Quando si era ormai fatto il far della sera la giovane e innocente e casta sposina, con una mano a nascondere le labbra, gli sussurrò ad un orecchio brandendo una coscia di tacchino come fosse una spada che roteava sul capo degli instancabili ultimi invitati: “Avrei un po’ di appetito, caro”. Orai niente più lo poteva sorprendere e il tono della sua voce cercò solo di fingere lo stupore: “Ancora”? La giovane donna, che sembrava aumentata notevolmente in volume, in peso e persino in altezza, scoppiò in una sonora risata grassa: “No, stupidino. Cos’hai capito? Ho voglia di soddisfare quel appetito che viene ad una sposa quando è finalmente giunta l’ora di andare a letto”. Capito aveva capito arrossendosi in viso e non gli riusciva di inventare una scusa buona per trattenersi almeno un po’ se non per rinviare ad altra data quella nuova sfida in singolare tenzone quando la notte era ancora giovane. Si sentì sprofondare, ma il suo orgoglio di maschio la ebbe quasi presto vinta sulla sua completa mancanza di energie e, sistemandosi nelle brache, si alzò annunciando che allora potevano andare tentando così di accomiatarsi rendendosi il più invisibile possibile dai presenti; nelle estreme difficoltà ci sono sempre degli intrusi a rendere le cose ancora più complesse. Fece solo un’enorme fatica a sollevarsi da quello scranno.

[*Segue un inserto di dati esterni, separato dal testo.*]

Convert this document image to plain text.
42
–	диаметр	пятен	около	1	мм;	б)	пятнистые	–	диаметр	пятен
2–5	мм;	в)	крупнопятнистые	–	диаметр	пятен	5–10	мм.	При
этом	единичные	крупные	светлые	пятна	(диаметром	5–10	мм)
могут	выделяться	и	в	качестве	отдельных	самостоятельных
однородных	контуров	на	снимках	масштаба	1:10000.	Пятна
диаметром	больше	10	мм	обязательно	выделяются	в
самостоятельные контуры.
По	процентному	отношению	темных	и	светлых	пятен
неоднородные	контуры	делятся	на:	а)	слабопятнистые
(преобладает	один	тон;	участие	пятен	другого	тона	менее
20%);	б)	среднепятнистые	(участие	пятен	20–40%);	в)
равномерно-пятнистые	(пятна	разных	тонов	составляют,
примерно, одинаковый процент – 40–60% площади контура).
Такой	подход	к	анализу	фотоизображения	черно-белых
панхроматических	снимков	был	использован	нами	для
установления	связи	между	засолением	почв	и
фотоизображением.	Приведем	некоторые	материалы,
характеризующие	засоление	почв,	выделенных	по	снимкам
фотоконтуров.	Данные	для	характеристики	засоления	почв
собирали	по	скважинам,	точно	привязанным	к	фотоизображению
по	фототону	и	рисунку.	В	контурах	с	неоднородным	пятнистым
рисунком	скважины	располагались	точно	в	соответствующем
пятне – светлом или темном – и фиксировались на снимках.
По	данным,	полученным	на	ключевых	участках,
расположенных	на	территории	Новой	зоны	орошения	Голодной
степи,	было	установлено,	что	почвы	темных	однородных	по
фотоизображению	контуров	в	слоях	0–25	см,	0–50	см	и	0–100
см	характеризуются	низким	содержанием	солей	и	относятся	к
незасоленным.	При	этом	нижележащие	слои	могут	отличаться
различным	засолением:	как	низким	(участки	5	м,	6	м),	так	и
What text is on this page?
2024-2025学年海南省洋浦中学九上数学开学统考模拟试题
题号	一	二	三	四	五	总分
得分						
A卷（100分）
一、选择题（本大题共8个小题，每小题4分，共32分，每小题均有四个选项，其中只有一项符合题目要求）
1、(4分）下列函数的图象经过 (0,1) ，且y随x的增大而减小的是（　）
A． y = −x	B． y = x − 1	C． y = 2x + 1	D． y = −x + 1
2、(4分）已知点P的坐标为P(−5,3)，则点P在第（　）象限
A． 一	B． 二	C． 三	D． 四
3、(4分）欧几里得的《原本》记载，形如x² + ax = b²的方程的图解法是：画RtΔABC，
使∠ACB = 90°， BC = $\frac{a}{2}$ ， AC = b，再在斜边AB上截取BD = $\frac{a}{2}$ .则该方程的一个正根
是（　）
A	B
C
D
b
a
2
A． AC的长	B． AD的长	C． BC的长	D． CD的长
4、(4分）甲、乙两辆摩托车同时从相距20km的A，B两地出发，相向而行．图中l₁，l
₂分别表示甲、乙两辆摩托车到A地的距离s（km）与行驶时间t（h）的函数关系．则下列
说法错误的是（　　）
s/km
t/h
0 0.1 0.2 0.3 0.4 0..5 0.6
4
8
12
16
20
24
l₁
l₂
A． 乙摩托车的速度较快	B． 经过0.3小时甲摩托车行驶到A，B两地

Giunti nel talamo coniugale lui guardò il grande baldacchino e l’enorme letto ed ebbe un rigurgito soffocato di sazietà e di nausea che lo costrinse a correre al bagno dove si trattenne anche giusto il tempo di pensare per un bel po’ e cercare il coraggio che non riusciva a trovare. L’enorme donnone non era più la dolce mogliettina che aveva chiesto e a cui si era poi unito convolando rapidamente a più che fastose nozze. Tornato in grande imbarazzo lei lo squadrò, poi gli tirò giù i calzoni poi lo squadrò –non era al meglio ma sicuramente pensava di essere abbastanza all’altezza del compito– e non riuscì a fingere mostrando esplicitamente e apertamente in viso di rimanere estremamente delusa. Si sfilò la veste e si stese nel letto completamente nuda mostrando senza alcun podure quell’enorme ammasso di cicce e invitò in modo esplicito l’amante a prendere posto, a darsi da fare e, davanti agli occhi allibiti di quel che rimaneva del povero marito, ne ordinò altri tre.